If a person is diagnosed with a pain medication, and then takes it daily, a dependence can form. Over time, trying to stop taking that medication will make it clear that a physical dependence has occurred.

In contrast, a psychological dependence is less physical in nature and more mental or emotional. For example, a person that takes an anti-anxiety medication might not be in pain if a dose is forgotten. However, they might struggle to function on a psychological level.

In some cases, it is possible for a person to be dealing with both physical and psychological dependence. This is especially true with chronic drug or alcohol addiction, particularly when large amounts are consumed regularly.

How Chemical Dependencies Develop

From a scientific perspective, it is relatively straightforward to see how a chemical dependency develops. Essentially, the body adjusts to the substance being taken. In doing so, it forgets how to function without that chemical dose or release.

Certain chemicals and substances make more of an impact than others. Heroin, as one example, can result in a heroin addiction for 23 percent of all first-time users. Other substances may be less addictive or they can cause dependencies in a slower fashion.

Commonly Abused Substances

There is a long list of substances that are abused by people around the world. All illegal drugs, as well as alcohol, are abused by millions. Also, prescription medications are widely abused substances.

Of course, not everyone who drinks or takes prescription medication is abusing that substance. A patient who is prescribed painkillers by their doctor isn’t abusing the medication if they follow all instructions. However, lying about consumption, or taking the medication for longer than needed, would qualify as abuse.

Drinking a glass of wine would certainly not be considered the abuse of alcohol. Binge drinking, on the other hand, would likely be considered abuse of the substance.

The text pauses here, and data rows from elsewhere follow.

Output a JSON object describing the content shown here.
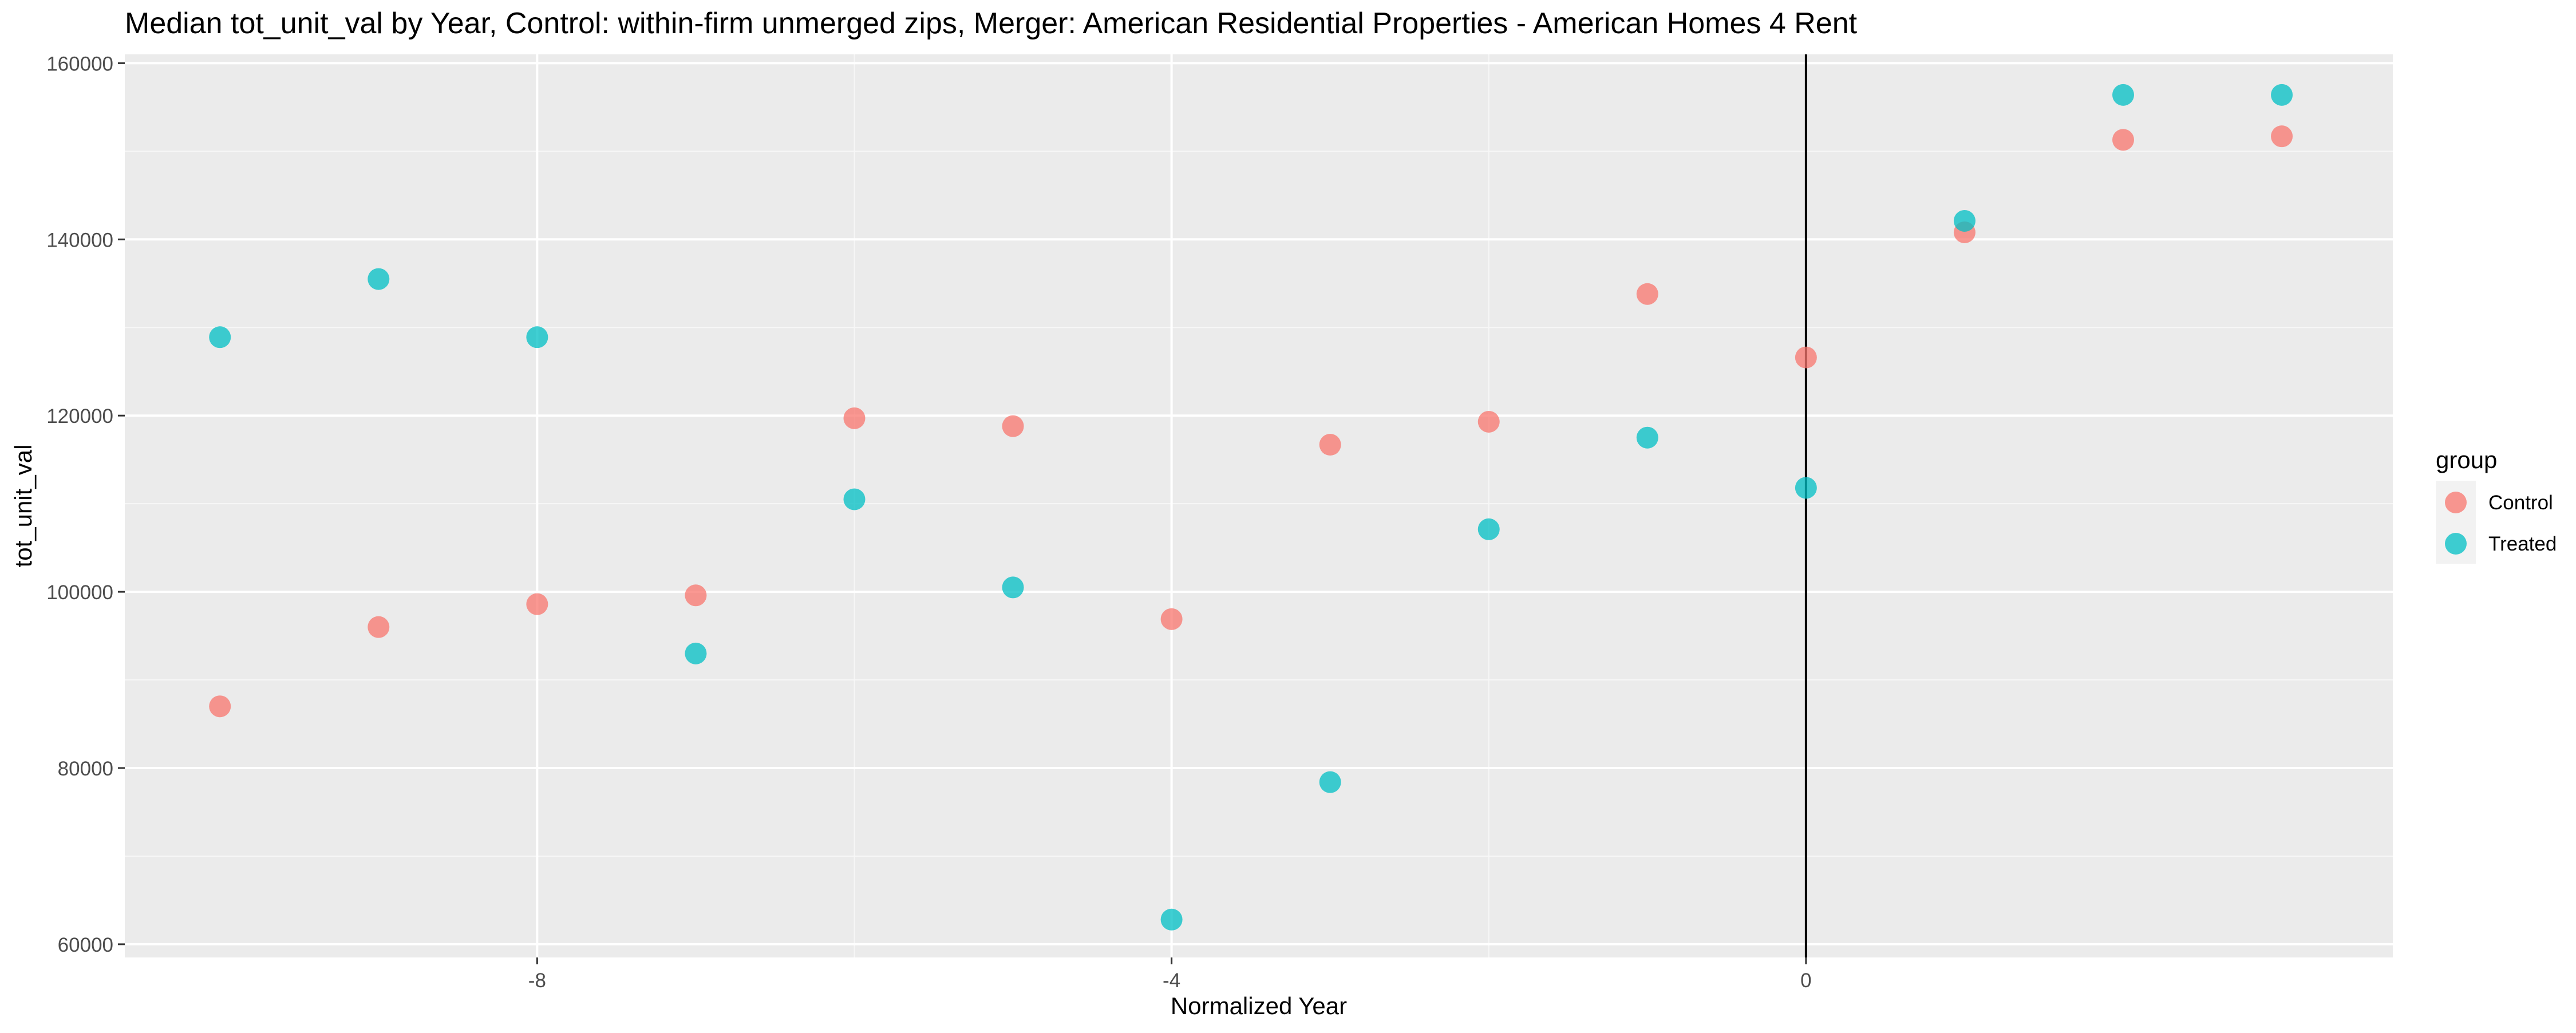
{
  "chart_data": {
    "type": "scatter",
    "title": "Median tot_unit_val by Year, Control: within-firm unmerged zips, Merger: American Residential Properties - American Homes 4 Rent",
    "xlabel": "Normalized Year",
    "ylabel": "tot_unit_val",
    "xlim": [
      -10.6,
      3.7
    ],
    "ylim": [
      58500,
      161000
    ],
    "x_ticks": [
      -8,
      -4,
      0
    ],
    "x_tick_labels": [
      "-8",
      "-4",
      "0"
    ],
    "y_ticks": [
      60000,
      80000,
      100000,
      120000,
      140000,
      160000
    ],
    "y_tick_labels": [
      "60000",
      "80000",
      "100000",
      "120000",
      "140000",
      "160000"
    ],
    "grid": true,
    "vline_x": 0,
    "legend": {
      "title": "group",
      "position": "right"
    },
    "series": [
      {
        "name": "Control",
        "color": "#F8766D",
        "points": [
          {
            "x": -10,
            "y": 87000
          },
          {
            "x": -9,
            "y": 96000
          },
          {
            "x": -8,
            "y": 98600
          },
          {
            "x": -7,
            "y": 99600
          },
          {
            "x": -6,
            "y": 119700
          },
          {
            "x": -5,
            "y": 118800
          },
          {
            "x": -4,
            "y": 96900
          },
          {
            "x": -3,
            "y": 116700
          },
          {
            "x": -2,
            "y": 119300
          },
          {
            "x": -1,
            "y": 133800
          },
          {
            "x": 0,
            "y": 126600
          },
          {
            "x": 1,
            "y": 140800
          },
          {
            "x": 2,
            "y": 151300
          },
          {
            "x": 3,
            "y": 151700
          }
        ]
      },
      {
        "name": "Treated",
        "color": "#00BFC4",
        "points": [
          {
            "x": -10,
            "y": 128900
          },
          {
            "x": -9,
            "y": 135500
          },
          {
            "x": -8,
            "y": 128900
          },
          {
            "x": -7,
            "y": 93000
          },
          {
            "x": -6,
            "y": 110500
          },
          {
            "x": -5,
            "y": 100500
          },
          {
            "x": -4,
            "y": 62800
          },
          {
            "x": -3,
            "y": 78400
          },
          {
            "x": -2,
            "y": 107100
          },
          {
            "x": -1,
            "y": 117500
          },
          {
            "x": 0,
            "y": 111800
          },
          {
            "x": 1,
            "y": 142100
          },
          {
            "x": 2,
            "y": 156400
          },
          {
            "x": 3,
            "y": 156400
          }
        ]
      }
    ]
  }
}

A brief list of some of the many different abused substances can include the following:

  • Alcohol
  • Inhalants
  • Marijuana
  • Cocaine
  • Heroin
  • MDMA
  • Anabolic steroids
  • Hallucinogens
  • Tobacco
  • Prescription painkiller
  • Antidepressants
  • Prescription stimulants

The Consequences of Abusing Substances

Abusing substances is not a harmless act. In fact, it can lead to physical, emotional, psychological, financial, career, relationship and legal problems.

The biggest issue of note is that the abuse of many substances can cause substantial health concerns. A major health concern is often addiction. Becoming addicted to any substance can result in obsessive patterns of thinking and dangerous, risky behavior.

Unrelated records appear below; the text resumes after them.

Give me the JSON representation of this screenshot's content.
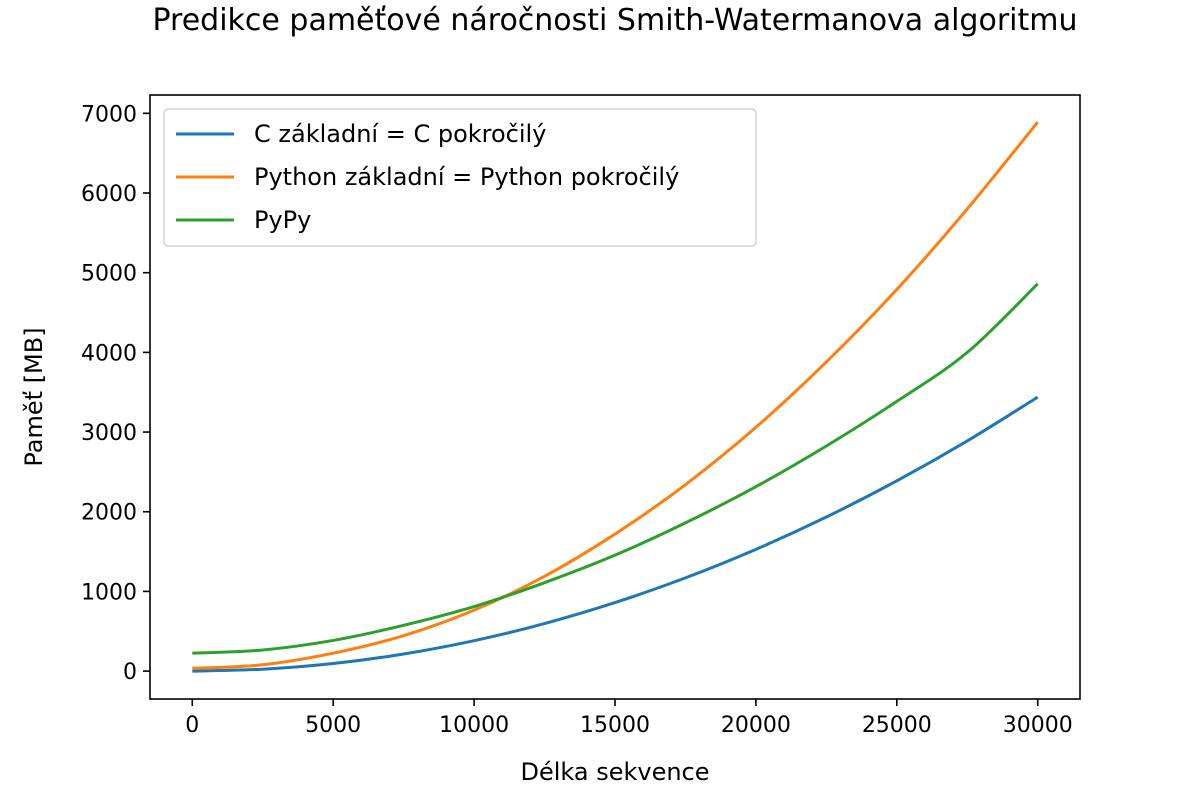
{
  "chart_data": {
    "type": "line",
    "title": "Predikce paměťové náročnosti Smith-Watermanova algoritmu",
    "xlabel": "Délka sekvence",
    "ylabel": "Paměť [MB]",
    "xlim": [
      -1500,
      31500
    ],
    "ylim": [
      -350,
      7230
    ],
    "xticks": [
      0,
      5000,
      10000,
      15000,
      20000,
      25000,
      30000
    ],
    "yticks": [
      0,
      1000,
      2000,
      3000,
      4000,
      5000,
      6000,
      7000
    ],
    "grid": false,
    "legend_position": "top-left",
    "x": [
      0,
      2500,
      5000,
      7500,
      10000,
      12500,
      15000,
      17500,
      20000,
      22500,
      25000,
      27500,
      30000
    ],
    "series": [
      {
        "name": "C základní = C pokročilý",
        "color": "#1f77b4",
        "values": [
          0,
          24,
          95,
          215,
          382,
          597,
          860,
          1170,
          1528,
          1934,
          2388,
          2889,
          3438
        ]
      },
      {
        "name": "Python základní = Python pokročilý",
        "color": "#ff7f0e",
        "values": [
          35,
          80,
          225,
          445,
          765,
          1190,
          1720,
          2340,
          3060,
          3880,
          4790,
          5800,
          6890
        ]
      },
      {
        "name": "PyPy",
        "color": "#2ca02c",
        "values": [
          225,
          265,
          385,
          575,
          810,
          1110,
          1455,
          1860,
          2315,
          2825,
          3385,
          4000,
          4860
        ]
      }
    ]
  }
}
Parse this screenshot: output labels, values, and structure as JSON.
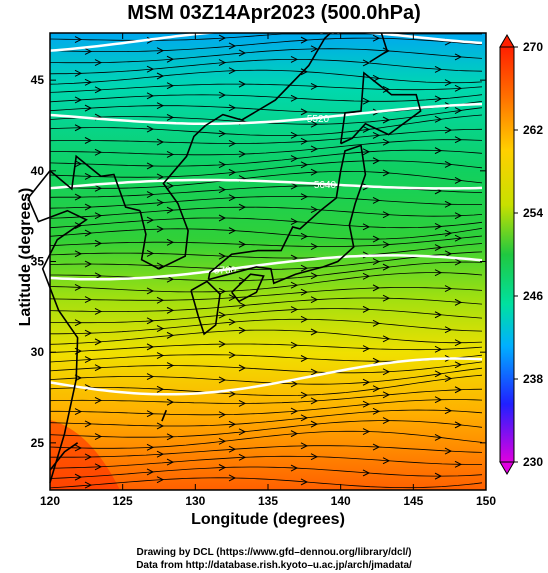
{
  "title": "MSM 03Z14Apr2023 (500.0hPa)",
  "xlabel": "Longitude (degrees)",
  "ylabel": "Latitude  (degrees)",
  "credit_line1": "Drawing by DCL (https://www.gfd–dennou.org/library/dcl/)",
  "credit_line2": "Data from http://database.rish.kyoto–u.ac.jp/arch/jmadata/",
  "map": {
    "lon_range": [
      120,
      150
    ],
    "lat_range": [
      22.4,
      47.6
    ],
    "lon_ticks": [
      "120",
      "125",
      "130",
      "135",
      "140",
      "145",
      "150"
    ],
    "lat_ticks": [
      "25",
      "30",
      "35",
      "40",
      "45"
    ],
    "colorbar": {
      "labels": [
        "270",
        "262",
        "254",
        "246",
        "238",
        "230"
      ],
      "min": 230,
      "max": 270,
      "colors": [
        "#e000e0",
        "#2020ff",
        "#00b0ff",
        "#00e0a0",
        "#20c840",
        "#c8e000",
        "#ffd000",
        "#ff7000",
        "#ff2000"
      ]
    },
    "contour_labels": [
      "5400",
      "5520",
      "5640",
      "5760"
    ]
  }
}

The health problems can also impact the function of the brain and the body. Side effects are numerous, and they depend on the type of substance being consumed. In many cases, long-term health effects can include things like the development of cancer or heart failure. In the worst cases, they can lead to overdoses and even death.

Substance use, abuse and addiction can also lead to psychological concerns. It is common for those dealing with addiction to also struggle with mental health issues. Mental illness can include things like anxiety, depression and paranoia.

The abuse of substances can also result in addiction, which can derail many goals and responsibilities. Substances can become more important than family, friends, work or education.

Treating Substance Abuse and Chemical Dependency

Substance abuse treatment always has to start with one crucial element–detox. It is through a detox that patients can break that chemical dependency and end the abuse of their substance of choice.

The best way to accomplish a detox is in a quality detox facility. This allows for safe withdrawal and medical attention around the clock. It also offers comfort to patients in a challenging time.